Je me rendis à la cuisine. Les restes du repas de midi avaient été déposés à mon intention dans une assiette placée au réfrigérateur, au cas où. Je les réchauffai rapidement au micro-onde. A partir de maintenant, il fallait que je me ménage : bien manger, bien dormir, me détendre –était-ce possible ?- m'aideraient à y voir peu à peu plus clair.
Quand j'eus fini et que j'eus lavé et rangé ma vaisselle, je me rendis au salon. Je n'avais pas passé un petit moment avec Charlie depuis trop longtemps, j'en étais consciente. Je m'assis sur le canapé, faisant mine de m'intéresser à ce que diffusait la télévision.
« Alors, demanda-t-il après quelques minutes, tu as vu Jake ?
_ Ah, oui… il ne va pas si mal.
_ Incroyable, tu ne trouves pas ? J'aurais juré qu'il était plus gravement blessé qu'il ne devait l'être, assurément... Ce garçon a vraiment une chance insolente. J'espère que ça lui aura servi de leçon.
_ Je crois bien, oui. Il est plutôt raisonnable, d'habitude. »
Je ne voulais pas l'entendre blâmer Jacob. Ce qui lui était arrivé était de ma faute. Je ne me le pardonnerais jamais.
« Dis-moi, Bella, que comptes-tu faire de tes grandes vacances ?
_ Euh… a priori rien de bien particulier, ma foi.
_ J'ai envisagé de prendre un week-end prolongé d'ici une quinzaine de jours, m'annonça Charlie tout guilleret. Je n'ai pas beaucoup l'occasion de prendre du congé, vu le boulot que j'ai, mais je me suis dit… que quelques jours… J'ai pensé à aller camper un peu pour changer… ça te dirait, une petite balade avec ton vieux père ?

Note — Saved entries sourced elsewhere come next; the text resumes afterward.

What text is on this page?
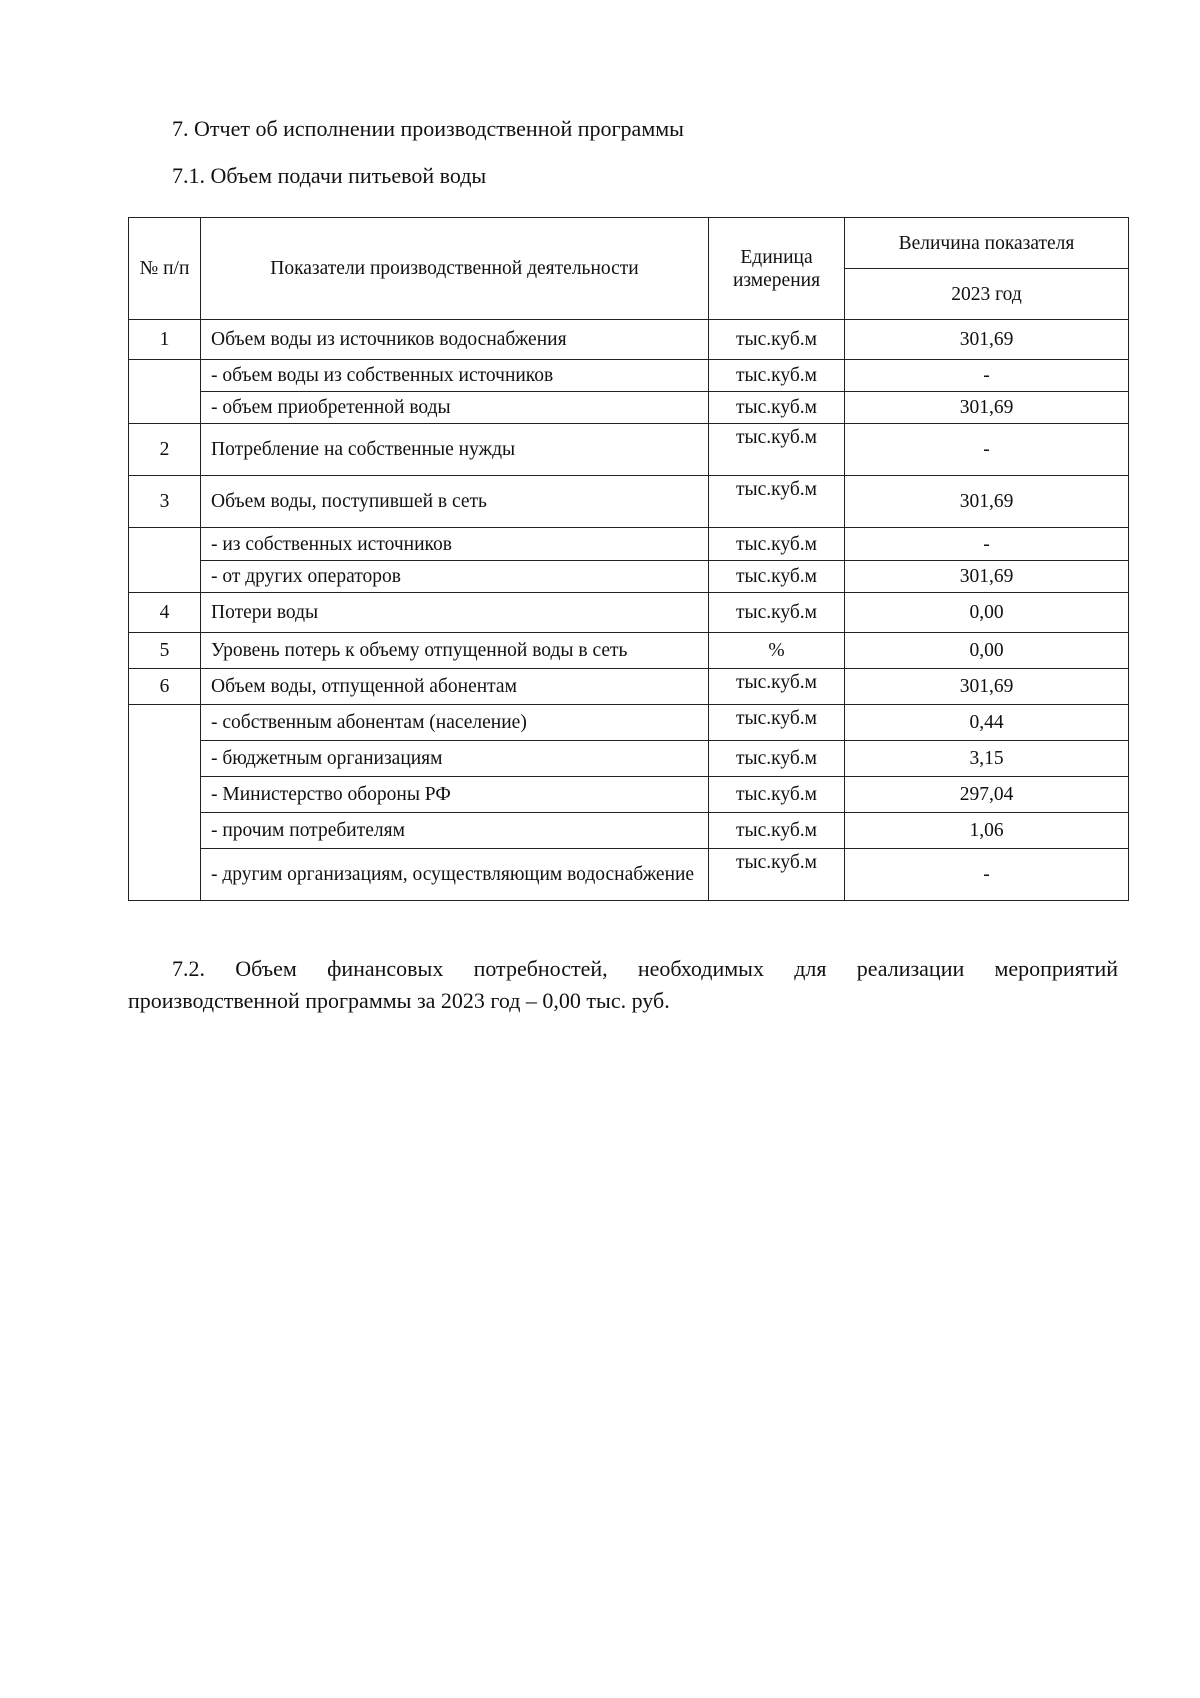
7. Отчет об исполнении производственной программы

7.1. Объем подачи питьевой воды

№ п/п	Показатели производственной деятельности	Единица измерения	Величина показателя
			2023 год
1	Объем воды из источников водоснабжения	тыс.куб.м	301,69
	- объем воды из собственных источников	тыс.куб.м	-
	- объем приобретенной воды	тыс.куб.м	301,69
2	Потребление на собственные нужды	тыс.куб.м	-
3	Объем воды, поступившей в сеть	тыс.куб.м	301,69
	- из собственных источников	тыс.куб.м	-
	- от других операторов	тыс.куб.м	301,69
4	Потери воды	тыс.куб.м	0,00
5	Уровень потерь к объему отпущенной воды в сеть	%	0,00
6	Объем воды, отпущенной абонентам	тыс.куб.м	301,69
	- собственным абонентам (население)	тыс.куб.м	0,44
	- бюджетным организациям	тыс.куб.м	3,15
	- Министерство обороны РФ	тыс.куб.м	297,04
	- прочим потребителям	тыс.куб.м	1,06
	- другим организациям, осуществляющим водоснабжение	тыс.куб.м	-

7.2. Объем финансовых потребностей, необходимых для реализации мероприятий производственной программы за 2023 год – 0,00 тыс. руб.
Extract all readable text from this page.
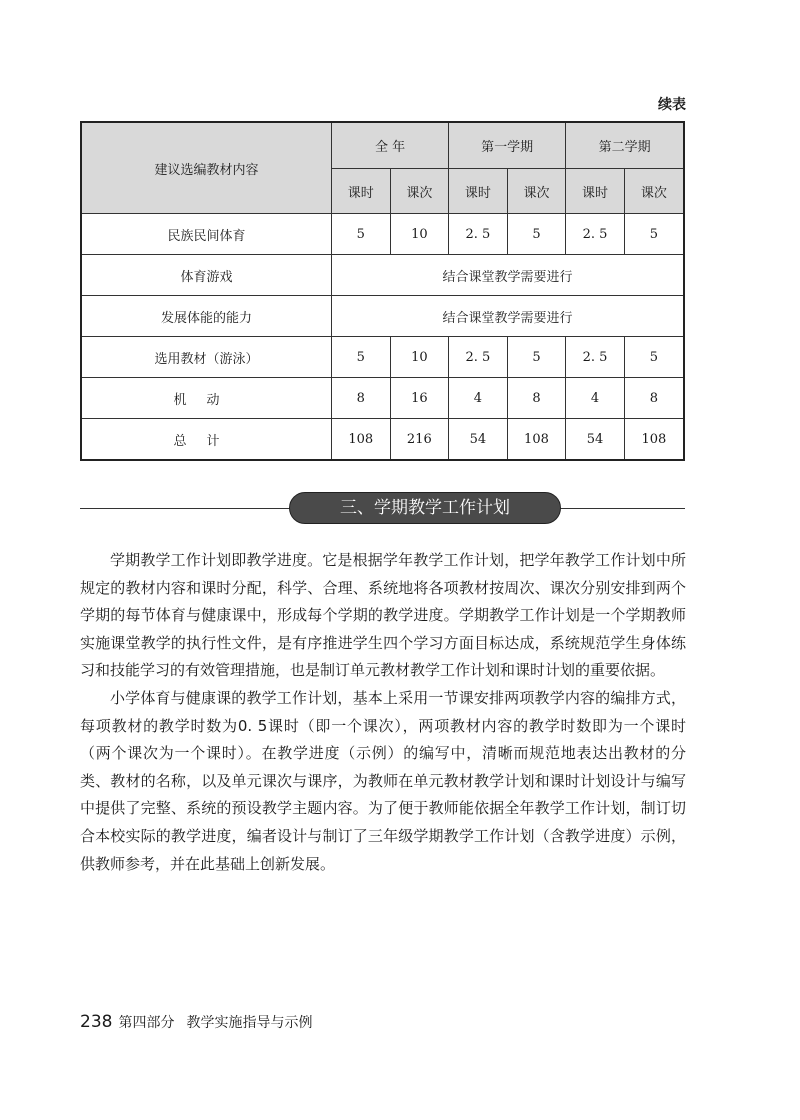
续表
建议选编教材内容	全 年		第一学期		第二学期	
	课时	课次	课时	课次	课时	课次
民族民间体育	5	10	2. 5	5	2. 5	5
体育游戏	结合课堂教学需要进行					
发展体能的能力	结合课堂教学需要进行					
选用教材（游泳）	5	10	2. 5	5	2. 5	5
机动	8	16	4	8	4	8
总计	108	216	54	108	54	108
三、学期教学工作计划

学期教学工作计划即教学进度。它是根据学年教学工作计划，把学年教学工作计划中所规定的教材内容和课时分配，科学、合理、系统地将各项教材按周次、课次分别安排到两个学期的每节体育与健康课中，形成每个学期的教学进度。学期教学工作计划是一个学期教师实施课堂教学的执行性文件，是有序推进学生四个学习方面目标达成，系统规范学生身体练习和技能学习的有效管理措施，也是制订单元教材教学工作计划和课时计划的重要依据。

小学体育与健康课的教学工作计划，基本上采用一节课安排两项教学内容的编排方式，每项教材的教学时数为0. 5课时（即一个课次），两项教材内容的教学时数即为一个课时（两个课次为一个课时）。在教学进度（示例）的编写中，清晰而规范地表达出教材的分类、教材的名称，以及单元课次与课序，为教师在单元教材教学计划和课时计划设计与编写中提供了完整、系统的预设教学主题内容。为了便于教师能依据全年教学工作计划，制订切合本校实际的教学进度，编者设计与制订了三年级学期教学工作计划（含教学进度）示例，供教师参考，并在此基础上创新发展。

238 第四部分 教学实施指导与示例
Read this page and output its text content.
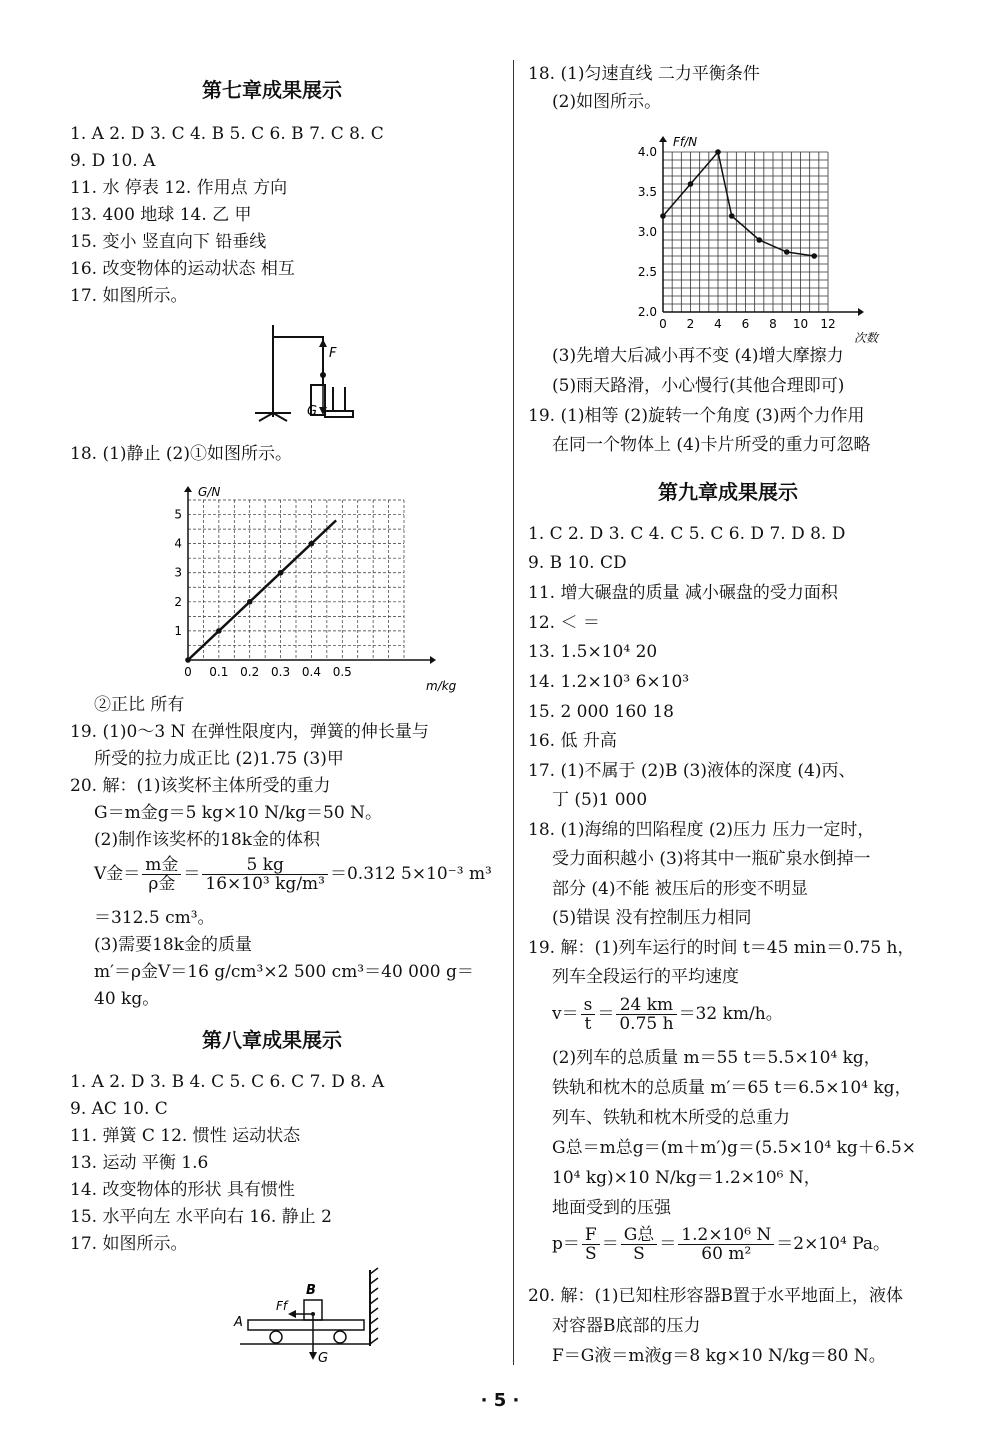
第七章成果展示
1. A 2. D 3. C 4. B 5. C 6. B 7. C 8. C
9. D 10. A
11. 水 停表 12. 作用点 方向
13. 400 地球 14. 乙 甲
15. 变小 竖直向下 铅垂线
16. 改变物体的运动状态 相互
17. 如图所示。
F
G
18. (1)静止 (2)①如图所示。
0 0.1 0.2 0.3 0.4 0.5
1
2
3
4
5
m/kg
G/N
②正比 所有
19. (1)0～3 N 在弹性限度内，弹簧的伸长量与
所受的拉力成正比 (2)1.75 (3)甲
20. 解：(1)该奖杯主体所受的重力
G＝m金g＝5 kg×10 N/kg＝50 N。
(2)制作该奖杯的18k金的体积
V金＝ $\frac{\text{m金}}{\text{ρ金}} = \frac{5 kg}{\text{16×10³ kg/m³}} =0.312$ 5×10⁻³ m³
＝312.5 cm³。
(3)需要18k金的质量
m′＝ρ金V＝16 g/cm³×2 500 cm³＝40 000 g＝
40 kg。
第八章成果展示
1. A 2. D 3. B 4. C 5. C 6. C 7. D 8. A
9. AC 10. C
11. 弹簧 C 12. 惯性 运动状态
13. 运动 平衡 1.6
14. 改变物体的形状 具有惯性
15. 水平向左 水平向右 16. 静止 2
17. 如图所示。
B
Ff
A
G
18. (1)匀速直线 二力平衡条件
(2)如图所示。
0 2 4 6 8 10 12
2.0
2.5
3.0
3.5
4.0
次数
Ff/N
(3)先增大后减小再不变 (4)增大摩擦力
(5)雨天路滑，小心慢行(其他合理即可)
19. (1)相等 (2)旋转一个角度 (3)两个力作用
在同一个物体上 (4)卡片所受的重力可忽略
第九章成果展示
1. C 2. D 3. C 4. C 5. C 6. D 7. D 8. D
9. B 10. CD
11. 增大碾盘的质量 减小碾盘的受力面积
12. ＜ ＝
13. 1.5×10⁴ 20
14. 1.2×10³ 6×10³
15. 2 000 160 18
16. 低 升高
17. (1)不属于 (2)B (3)液体的深度 (4)丙、
丁 (5)1 000
18. (1)海绵的凹陷程度 (2)压力 压力一定时，
受力面积越小 (3)将其中一瓶矿泉水倒掉一
部分 (4)不能 被压后的形变不明显
(5)错误 没有控制压力相同
19. 解：(1)列车运行的时间 t＝45 min＝0.75 h，
列车全段运行的平均速度
$v= \frac{s}{t} = \frac{24 km}{0.75 h} =32$ km/h。
(2)列车的总质量 m＝55 t＝5.5×10⁴ kg，
铁轨和枕木的总质量 m′＝65 t＝6.5×10⁴ kg，
列车、铁轨和枕木所受的总重力
G总＝m总g＝(m＋m′)g＝(5.5×10⁴ kg＋6.5×
10⁴ kg)×10 N/kg＝1.2×10⁶ N，
地面受到的压强
$p= \frac{F}{S} = \frac{\text{G总}}{S} = \frac{\text{1.2×10⁶ N}}{\text{60 m²}} =2\times 10^4$ Pa。
20. 解：(1)已知柱形容器B置于水平地面上，液体
对容器B底部的压力
F＝G液＝m液g＝8 kg×10 N/kg＝80 N。
· 5 ·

_ Oh, c'est une bonne idée, pourquoi pas. Si tu n'as pas peur de devoir me ramener sur ton dos après que je me sois fracturé quelque chose…
_ Pas de problème, fillette, j'aurai ma radio et ce ne sera qu'une petite randonnée de deux ou trois jours.
_ OK. »
L'idée me plaisait, après tout. Il fallait… je voulais profiter de Charlie. Au fond de moi, je savais bien pourquoi.
« Tu… ne sors pas ce soir ?
_ Mais je viens à peine de rentrer !
_ Oui, je sais, mais… tu es jeune et l'année scolaire est finie. Le lycée est fini et tu as été acceptée à Dartmouth !... Tu n'es pas du genre noctambule, hein ?
_ Tu veux me jeter dehors, papa, tu en as assez de moi, avoue…, fis-je en gloussant.
_ Non, Bella, mais… je te trouve bien sage. Je m'inquiète.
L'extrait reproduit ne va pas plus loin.